Even the nature of the institutions producing and hiring the skilled labor-power is determined by a long history of collusion between the capitalist state and employers. It’s no accident that most skilled labor is hired by the HR departments of large corporations, rather than joining cooperative garage factories using sophisticated tabletop CNC machinery or peer-production networks of coders.
The wage economy has been dominated by capitalist employers for over two centuries because on the eve of the Industrial Revolution the capitalist state in Great Britain, in collusion with the land-owners, robbed the great majority of the population of their customary rights in the land and forced them into the wage labor market — and then relied on totalitarian social controls to prevent workers from freely associating with one another or traveling from one parish to another in search of better offers of employment.
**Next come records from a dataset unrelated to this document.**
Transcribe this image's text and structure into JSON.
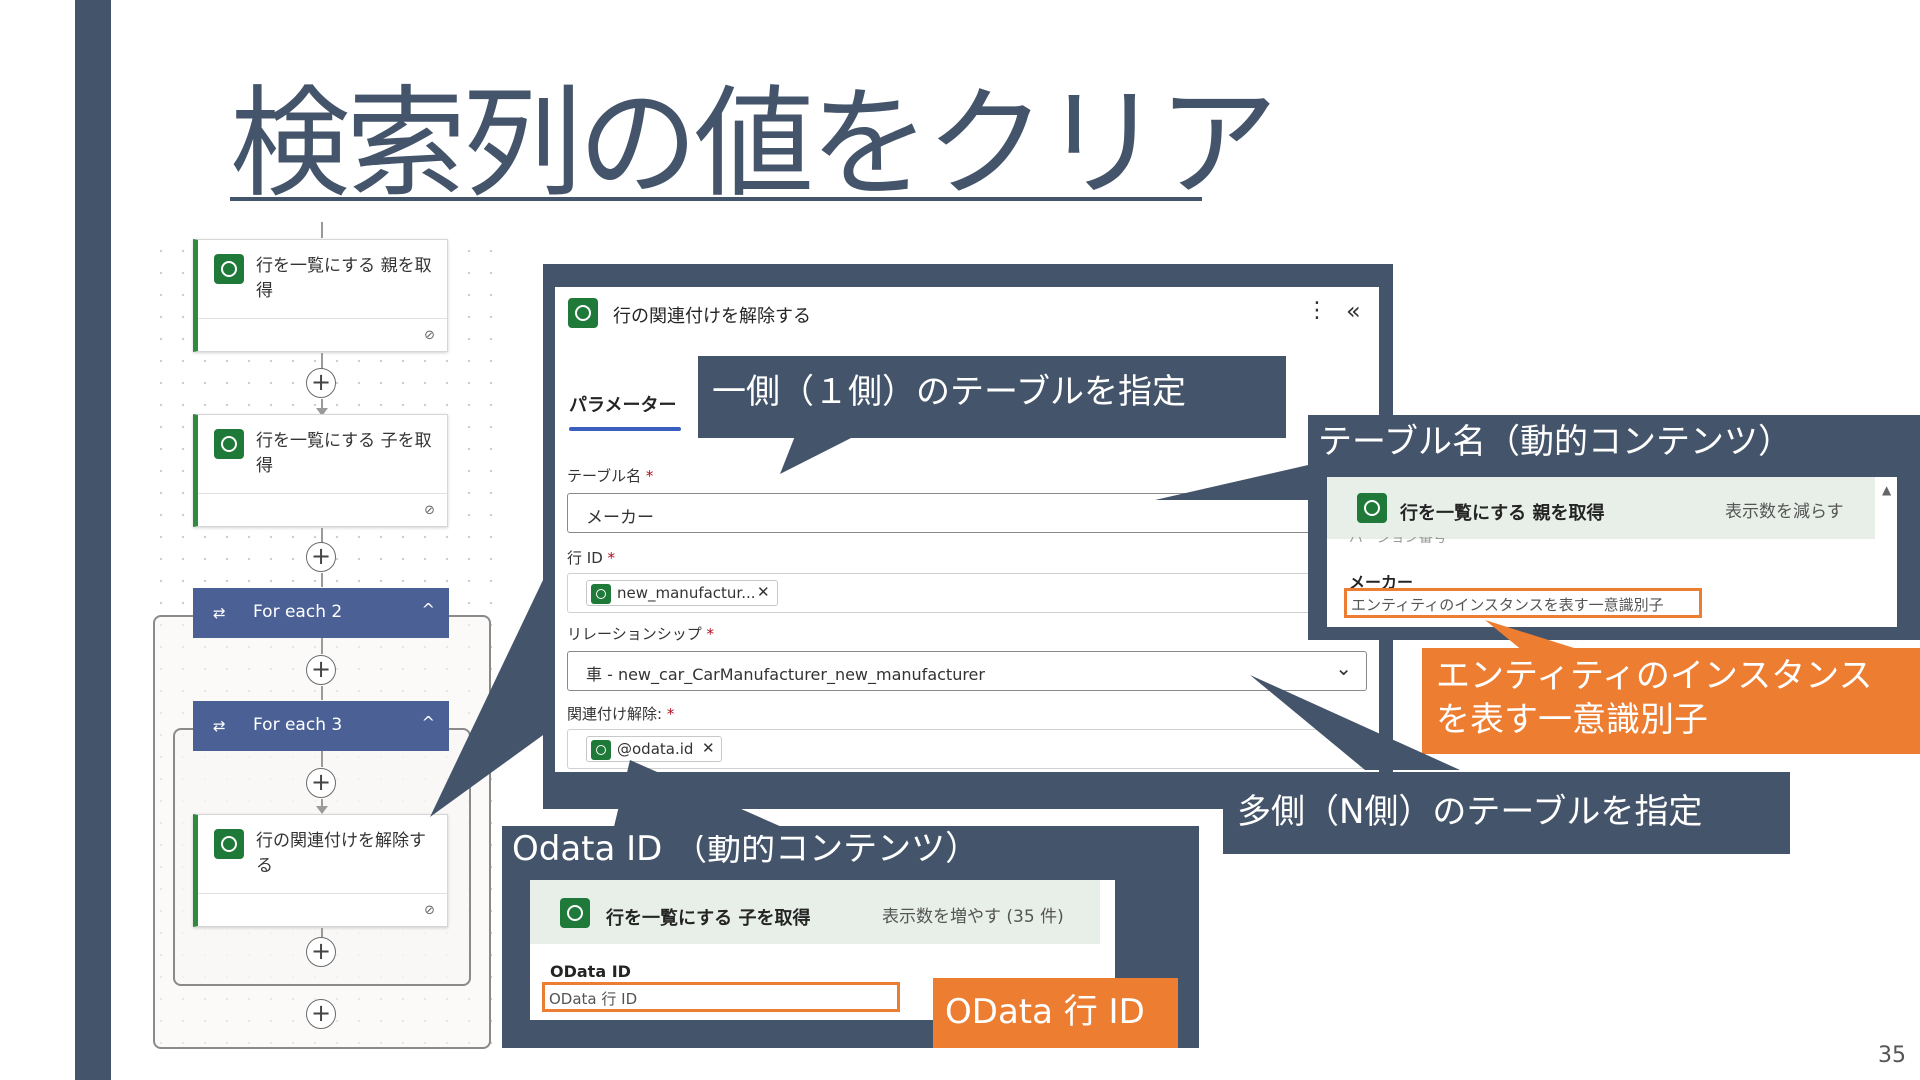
{
  "slide": {
    "title": "検索列の値をクリア",
    "page_number": "35"
  },
  "flow": {
    "card1": {
      "title": "行を一覧にする 親を取得"
    },
    "card2": {
      "title": "行を一覧にする 子を取得"
    },
    "foreach2": {
      "label": "For each 2"
    },
    "foreach3": {
      "label": "For each 3"
    },
    "card3": {
      "title": "行の関連付けを解除する"
    },
    "add_symbol": "+",
    "link_glyph": "⊘",
    "loop_glyph": "⇄",
    "chevron_up": "^"
  },
  "panel": {
    "title": "行の関連付けを解除する",
    "more_glyph": "⋮",
    "collapse_glyph": "«",
    "tab_parameters": "パラメーター",
    "table_name_label": "テーブル名",
    "table_name_value": "メーカー",
    "row_id_label": "行 ID",
    "row_id_token": "new_manufactur...",
    "relationship_label": "リレーションシップ",
    "relationship_value": "車 - new_car_CarManufacturer_new_manufacturer",
    "disassociate_label": "関連付け解除:",
    "disassociate_token": "@odata.id",
    "required_mark": "*",
    "remove_glyph": "✕",
    "dropdown_glyph": "⌄"
  },
  "callouts": {
    "one_side": "一側（１側）のテーブルを指定",
    "table_name_dynamic": "テーブル名（動的コンテンツ）",
    "entity_id_line1": "エンティティのインスタンス",
    "entity_id_line2": "を表す一意識別子",
    "many_side": "多側（N側）のテーブルを指定",
    "odata_id_dynamic": "Odata ID （動的コンテンツ）",
    "odata_row_id": "OData 行 ID"
  },
  "inset_parent": {
    "title": "行を一覧にする 親を取得",
    "action": "表示数を減らす",
    "faded_text": "バージョン番号",
    "item_label": "メーカー",
    "item_desc": "エンティティのインスタンスを表す一意識別子"
  },
  "inset_child": {
    "title": "行を一覧にする 子を取得",
    "action": "表示数を増やす (35 件)",
    "item_label": "OData ID",
    "item_desc": "OData 行 ID"
  },
  "colors": {
    "slate": "#44546a",
    "orange": "#ed7d31",
    "flow_blue": "#4b6196",
    "dataverse_green": "#1f7a3a",
    "tab_underline": "#3b5fc0"
  }
}
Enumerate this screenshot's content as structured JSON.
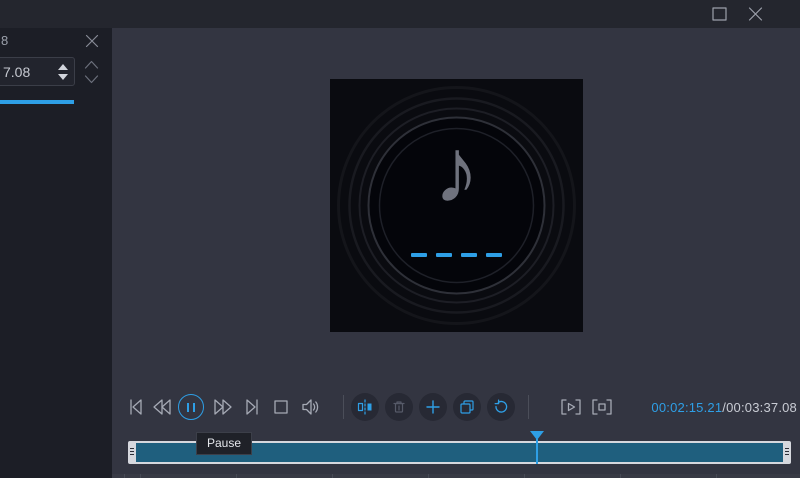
{
  "titlebar": {
    "icons": {
      "maximize": "maximize-window",
      "close": "close-window"
    }
  },
  "left_panel": {
    "clipped_text": "8",
    "time_spinner": {
      "value": "7.08"
    },
    "icons": {
      "close": "close-panel",
      "chevron_up": "spin-up",
      "chevron_down": "spin-down"
    },
    "indicator_color": "#2e9fe6"
  },
  "album": {
    "music_note_glyph": "♪",
    "loading_dashes": 4,
    "dash_color": "#2e9fe6"
  },
  "transport": {
    "tooltip": "Pause",
    "time_current": "00:02:15.21",
    "time_divider": "/",
    "time_total": "00:03:37.08",
    "icons": {
      "skip_back": "skip-to-start",
      "rewind": "rewind",
      "pause": "pause (active)",
      "fast_forward": "fast-forward",
      "skip_forward": "skip-to-end",
      "stop": "stop",
      "volume": "volume",
      "split": "split-clip",
      "delete": "delete-clip (disabled)",
      "add": "add-segment",
      "copy": "copy-segment",
      "reset": "reset",
      "play_selection": "play-selection",
      "stop_selection": "stop-selection"
    }
  },
  "timeline": {
    "playhead_style": "left:61.7%",
    "fill_color": "#1f5f7e"
  },
  "colors": {
    "accent_blue": "#2e9fe6",
    "background_main": "#333541",
    "background_panel": "#1c1e26",
    "background_titlebar": "#24262e"
  }
}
And the American economy is dominated by corporate employers because the American state, from the mid-19th century onward, actively subsidized and promoted the concentration of economic life.
It’s likewise no accident that most skilled workers get their skills in a secondary or higher education system whose primary function is processing artificially cheap “human resources” for corporate employers at taxpayer expense.
The credentialing system is set up not only to make trained labor-power artificially abundant and cheap for corporate employers, but also to erect toll-gates against the easy flow of knowledge and skill horizontally between working people themselves. The student must take on a lifetime of debt peonage to pay for a curriculum that’s designed by the educational institution in collusion with employers, and upon graduation face a situation in which her bargaining power is reduced by the fact that she’s been ready-made to the specs of the would-be employer and really has nowhere else much to go.
Imagine an economy of neighborhood and community micro-manufacture, in which skilled workers were interviewed by their future co-workers in a self-managed work collective, where the worker’s skills were obtained through stackable credentialing in apprenticeships and guild training programs, according to their own individual judgement and agenda. The mix of credentials would be a matter for negotiation, and the applicant and existing work-force would meet as equals. Whatever credentials were genuinely needed would be a lot cheaper and easier to obtain, absent all the state-enforced barriers to free transmission of knowledge.
Supply and demand aren’t autonomous values that “just happened”; they are the result of centuries of previous history, “written in letters of blood and fire.”